Oh and there's a murder, but it's mostly an afterthought since we have to acquaint ourselves with the characters, including Peralta's obligatory will-they-won't-they love interest partner, with whom he shares a flirtatiously competitive repertoire, and the always welcome Terry Crews as a lame-duck Sergeant shaken up by the dangers of police work after his daughters were born.
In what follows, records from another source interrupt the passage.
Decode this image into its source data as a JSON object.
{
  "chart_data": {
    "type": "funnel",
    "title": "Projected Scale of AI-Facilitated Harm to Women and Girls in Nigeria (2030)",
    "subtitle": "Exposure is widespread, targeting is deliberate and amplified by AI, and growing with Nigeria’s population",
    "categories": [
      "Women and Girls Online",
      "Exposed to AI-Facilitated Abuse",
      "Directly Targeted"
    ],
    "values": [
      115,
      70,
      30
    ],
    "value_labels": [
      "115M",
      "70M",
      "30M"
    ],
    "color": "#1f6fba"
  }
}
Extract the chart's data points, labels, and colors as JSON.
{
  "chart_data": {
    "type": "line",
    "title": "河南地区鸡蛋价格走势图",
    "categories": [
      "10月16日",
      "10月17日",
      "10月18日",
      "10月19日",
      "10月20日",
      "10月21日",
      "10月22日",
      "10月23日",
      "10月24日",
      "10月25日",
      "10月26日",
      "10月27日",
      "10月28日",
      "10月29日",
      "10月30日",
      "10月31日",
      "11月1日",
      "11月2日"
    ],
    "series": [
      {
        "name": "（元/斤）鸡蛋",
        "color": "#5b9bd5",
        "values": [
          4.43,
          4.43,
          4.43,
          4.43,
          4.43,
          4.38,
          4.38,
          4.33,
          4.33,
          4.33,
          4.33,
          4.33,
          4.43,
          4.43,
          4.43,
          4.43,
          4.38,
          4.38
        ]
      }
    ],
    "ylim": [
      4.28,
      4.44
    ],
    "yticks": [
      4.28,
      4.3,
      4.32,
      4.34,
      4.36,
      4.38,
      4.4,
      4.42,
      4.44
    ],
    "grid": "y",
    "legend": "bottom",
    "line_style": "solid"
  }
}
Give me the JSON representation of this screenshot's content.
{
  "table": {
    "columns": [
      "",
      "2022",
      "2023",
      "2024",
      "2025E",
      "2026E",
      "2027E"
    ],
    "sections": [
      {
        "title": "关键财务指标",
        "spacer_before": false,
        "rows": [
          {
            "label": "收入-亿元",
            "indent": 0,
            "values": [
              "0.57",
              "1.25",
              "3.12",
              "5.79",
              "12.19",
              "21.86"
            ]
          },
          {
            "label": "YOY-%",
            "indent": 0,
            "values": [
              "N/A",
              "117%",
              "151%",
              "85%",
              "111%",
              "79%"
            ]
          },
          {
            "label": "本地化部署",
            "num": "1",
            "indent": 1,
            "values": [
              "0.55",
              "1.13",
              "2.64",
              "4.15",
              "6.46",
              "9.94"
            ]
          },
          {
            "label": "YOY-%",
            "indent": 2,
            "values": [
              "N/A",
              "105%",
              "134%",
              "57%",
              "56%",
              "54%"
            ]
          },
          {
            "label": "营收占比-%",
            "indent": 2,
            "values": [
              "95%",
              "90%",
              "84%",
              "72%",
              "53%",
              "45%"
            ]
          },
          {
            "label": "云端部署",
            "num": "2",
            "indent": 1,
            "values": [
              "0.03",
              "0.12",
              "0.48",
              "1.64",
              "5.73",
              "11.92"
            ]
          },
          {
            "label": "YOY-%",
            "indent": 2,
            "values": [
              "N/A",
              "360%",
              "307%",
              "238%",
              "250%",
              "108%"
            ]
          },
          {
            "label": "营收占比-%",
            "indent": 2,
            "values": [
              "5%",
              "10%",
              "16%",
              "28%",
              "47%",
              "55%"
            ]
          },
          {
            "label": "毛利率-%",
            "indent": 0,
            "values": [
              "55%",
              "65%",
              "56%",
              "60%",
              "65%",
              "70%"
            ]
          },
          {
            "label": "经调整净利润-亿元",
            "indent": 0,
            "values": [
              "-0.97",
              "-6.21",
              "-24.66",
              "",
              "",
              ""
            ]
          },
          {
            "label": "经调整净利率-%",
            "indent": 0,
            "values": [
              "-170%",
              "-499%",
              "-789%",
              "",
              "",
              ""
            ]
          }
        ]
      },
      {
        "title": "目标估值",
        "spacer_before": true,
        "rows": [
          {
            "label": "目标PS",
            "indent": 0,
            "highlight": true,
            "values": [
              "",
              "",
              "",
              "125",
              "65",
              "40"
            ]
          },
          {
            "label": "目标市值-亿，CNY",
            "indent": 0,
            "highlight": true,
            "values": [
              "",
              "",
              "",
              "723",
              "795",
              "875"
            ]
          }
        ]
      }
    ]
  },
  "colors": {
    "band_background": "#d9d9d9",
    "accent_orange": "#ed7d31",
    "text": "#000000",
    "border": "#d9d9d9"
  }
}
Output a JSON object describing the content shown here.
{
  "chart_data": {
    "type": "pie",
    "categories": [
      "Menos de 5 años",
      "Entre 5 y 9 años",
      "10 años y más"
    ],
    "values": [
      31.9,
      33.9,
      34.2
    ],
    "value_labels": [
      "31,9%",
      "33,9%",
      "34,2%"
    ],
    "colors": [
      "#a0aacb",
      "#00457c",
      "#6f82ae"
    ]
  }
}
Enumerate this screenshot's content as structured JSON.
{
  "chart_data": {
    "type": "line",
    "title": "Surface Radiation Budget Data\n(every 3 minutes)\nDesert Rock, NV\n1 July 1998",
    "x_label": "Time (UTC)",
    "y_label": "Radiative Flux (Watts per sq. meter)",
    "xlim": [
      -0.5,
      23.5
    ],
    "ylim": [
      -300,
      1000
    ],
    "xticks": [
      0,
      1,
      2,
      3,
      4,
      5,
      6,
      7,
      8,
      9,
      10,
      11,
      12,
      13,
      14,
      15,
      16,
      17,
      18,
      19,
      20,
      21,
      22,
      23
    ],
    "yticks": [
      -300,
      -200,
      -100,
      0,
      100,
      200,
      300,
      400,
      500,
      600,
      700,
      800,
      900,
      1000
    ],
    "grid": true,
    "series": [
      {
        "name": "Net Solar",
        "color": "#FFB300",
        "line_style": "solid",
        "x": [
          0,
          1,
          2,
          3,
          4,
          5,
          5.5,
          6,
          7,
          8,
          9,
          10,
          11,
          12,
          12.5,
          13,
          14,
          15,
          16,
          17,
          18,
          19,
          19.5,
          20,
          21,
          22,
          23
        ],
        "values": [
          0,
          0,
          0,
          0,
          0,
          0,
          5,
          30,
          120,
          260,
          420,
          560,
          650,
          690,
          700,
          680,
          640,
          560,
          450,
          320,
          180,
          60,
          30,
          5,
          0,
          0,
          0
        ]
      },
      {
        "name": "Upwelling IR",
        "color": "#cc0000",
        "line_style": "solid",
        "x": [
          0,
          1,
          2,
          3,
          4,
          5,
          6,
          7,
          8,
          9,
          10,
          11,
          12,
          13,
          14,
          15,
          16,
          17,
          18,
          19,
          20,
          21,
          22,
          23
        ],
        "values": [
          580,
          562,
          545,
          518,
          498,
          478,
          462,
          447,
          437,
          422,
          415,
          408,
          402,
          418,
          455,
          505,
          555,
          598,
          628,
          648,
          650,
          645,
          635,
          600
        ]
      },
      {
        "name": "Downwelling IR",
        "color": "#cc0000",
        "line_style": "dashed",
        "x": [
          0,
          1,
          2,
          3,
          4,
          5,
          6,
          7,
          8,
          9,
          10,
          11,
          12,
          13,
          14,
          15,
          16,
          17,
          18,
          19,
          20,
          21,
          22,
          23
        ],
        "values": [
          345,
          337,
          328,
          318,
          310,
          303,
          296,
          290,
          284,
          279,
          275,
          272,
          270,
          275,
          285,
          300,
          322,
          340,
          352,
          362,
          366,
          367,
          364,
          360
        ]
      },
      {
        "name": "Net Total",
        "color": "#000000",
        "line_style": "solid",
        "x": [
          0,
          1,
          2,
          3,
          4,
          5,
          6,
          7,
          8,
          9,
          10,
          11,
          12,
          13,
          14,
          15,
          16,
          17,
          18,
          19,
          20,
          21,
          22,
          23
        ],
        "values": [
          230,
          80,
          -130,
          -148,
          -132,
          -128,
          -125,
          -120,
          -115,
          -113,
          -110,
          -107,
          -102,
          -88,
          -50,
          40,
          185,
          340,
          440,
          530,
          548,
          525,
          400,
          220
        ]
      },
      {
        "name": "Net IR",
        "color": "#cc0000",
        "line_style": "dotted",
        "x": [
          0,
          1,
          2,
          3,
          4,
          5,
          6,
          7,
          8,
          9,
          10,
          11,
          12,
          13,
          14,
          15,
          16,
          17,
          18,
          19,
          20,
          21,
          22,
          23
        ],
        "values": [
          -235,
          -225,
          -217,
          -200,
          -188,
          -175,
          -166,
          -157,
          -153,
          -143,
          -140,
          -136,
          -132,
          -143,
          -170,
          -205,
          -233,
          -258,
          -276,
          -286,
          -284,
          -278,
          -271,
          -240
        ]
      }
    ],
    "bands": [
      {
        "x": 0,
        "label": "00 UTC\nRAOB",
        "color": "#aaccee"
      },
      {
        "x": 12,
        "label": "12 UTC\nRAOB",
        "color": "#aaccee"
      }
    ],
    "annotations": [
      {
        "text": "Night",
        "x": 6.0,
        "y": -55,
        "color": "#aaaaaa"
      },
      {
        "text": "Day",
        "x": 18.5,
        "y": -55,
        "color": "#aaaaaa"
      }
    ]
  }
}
The tone is light and the jokes mostly land, with the show-runners sprinkling in just enough sentimentality between the shenanigans to keep things from dipping into a Police Academy parody land. Qualms, I've got a few, but I'm willing to give Brooklyn the benefit of a doubt.

Grade: B
Class: Subscribe

New Girl (Fox)

Nick and Jessica are finally together, now what? Apparently the answer to that question is run to Mexico so they can further delay facing the complications of their roommate/romantic relationship. That naturally leads to the kind of overblown nonsense you would expect, as the two prove they're "all in" by making a series of increasingly poor decision.

Back in the loft, Schmidt is still struggling to decide which of his two lady loves to commit to. We all know it's going to be Cece, but why make easy decisions quickly when it can be postponed for maximum comedic value. Right?

Oh, and Winston continues to not be a character so much as he is a convenient plot device the other characters can interact with and bounce their plots off of. In this episode, which feels like like a premiere than it does a back half pre-finale burner hour, we learn that Winston apparently loves puzzles. But surprise, he's actually terrible at them.

A poor showing that hopefully doesn't signal what's to come in season 3.

Grade: C+
Class: Keep an Eye On. Oh who am I kidding? Subscribe for Schmidt. 

The Mindy Project (Fox)

Much like its sister-series New Girl, The Mindy Project was all but unwatchable when it first premiered but managed to find a voice and deliver an appealing product. Unlike New Girl, however, it never quite materialized into something that demands to be seen, IMHO.

Such continues to be the case in this, the first episode of season 2, which finds Mindy happily enjoying her stint in Haiti alongside her reverend boyfriend before a case of gall stones quickly lands her right back in Manhattan where she started. "What a surprise," says no one, "I really thought that season finale cliffhanger was going to take the show in a whole new direction."

Same goes for the Reverend, whose time in this world is written on the wall. This show doesn't really function with Mindy in a stable relationship, plus we're obviously building towards the inevitable pairing with Chris Messina.

But hey, look who the cat dragged in? It's James Franco, playing a James Franco-type doctor who is little more than a meta-caricature of role Franco plays on General Hospital. I'm glad we can look forward to his and Mindy's witty banter before he signs off to produce his latest impressionist art installation. At least then we'll get the joy of Adam Pally, who signed on for a season-two stint and who I see every night when I dream of a world where Happy Endings wasn't canceled.